4. The Cowboys couldn’t handle the pressure of the moment last week. Is there “pressure” on the 49ers this week?

Niners Wire: I guess so, insofar as there’s pressure on a playoff team favored by double-digits (or 9.5 or whatever it is now). This is a group that has been together for at least the last two playoff runs where they’ve won four games and gone to two NFC title games. A large portion of their core was also on the team in 2019 when they went to the Super Bowl. Playoff games and the size/gravity of the moment aren’t going to suddenly cause them to wilt. Their veterans and coaching staff know how to prepare for these spots. The bigger issue for me is whether they’re already looking past the divisional round. San Francisco has made it clear since they lost last year’s NFC title game that they wanted a Super Bowl this season. They know the window is closing for some of their veterans. My concern more than the 49ers succumbing to the pressure of a divisional playoff game is that they overlook Green Bay because of their hyper-focus on getting to Las Vegas. The Packers are too good to overlook, and we already know how San Francisco responds when they get punched in the mouth early and have to come back in a game (it goes poorly for them, FYI).

5. What’s the path to victory for the 49ers? What must they do, what must they avoid?

Niners Wire: Getting an early lead will be crucial. The longer Green Bay can hang around, run the ball and utilize play action, the longer they stay an exceedingly dangerous club. If San Francisco finds success in the run game and tackles on defense, they should be able to get out with a win. As good as Green Bay is, the 49ers are more seasoned and have a better roster. It would take some kind of mistake (or mistakes) from the 49ers for the Packers to swing an upset. As long as they don’t turn it over and don’t give up explosive plays they should be alright.

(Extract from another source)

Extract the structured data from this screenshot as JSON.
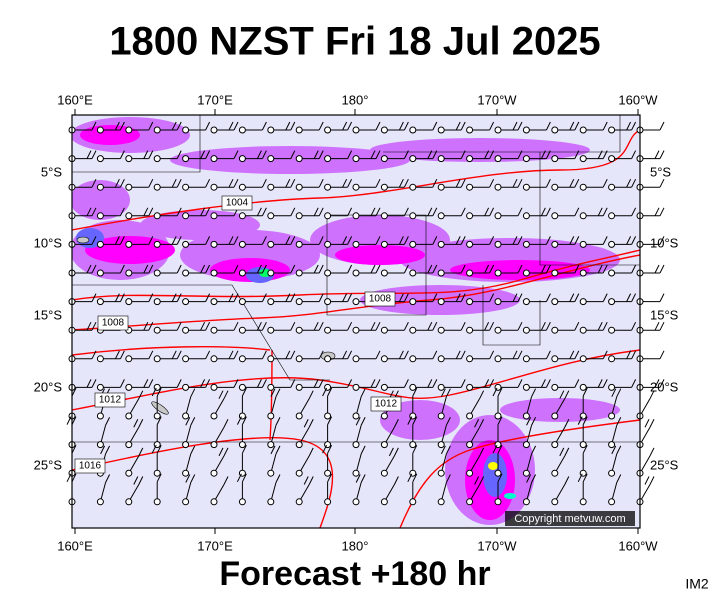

6. You’re picking the 49ers to win, right?

Niners Wire: Yeah. I waffled a bit after watching the Packers’ last couple games. Jordan Love is so dang good, and Aaron Jones doesn’t get named often enough in discussions of the NFL’s best running backs. Throw in the slew of pass-catching playmakers and a brilliant head coach, and that’s a recipe for a stellar offense. On the other hand, Dallas stinks. Mike McCarthy is consistently unprepared in big spots, and their inability to ever get a run game going this season killed them in the postseason. I don’t think the Packers will have as easy of a time stopping the 49ers’ run game and forcing them into a much easier to defend, one-dimensional version of their offense. HOWEVER, I think the 9.5 or 10-point spread is insane. I think Green Bay covers, but the 49ers mostly control the game in a 30-24 win.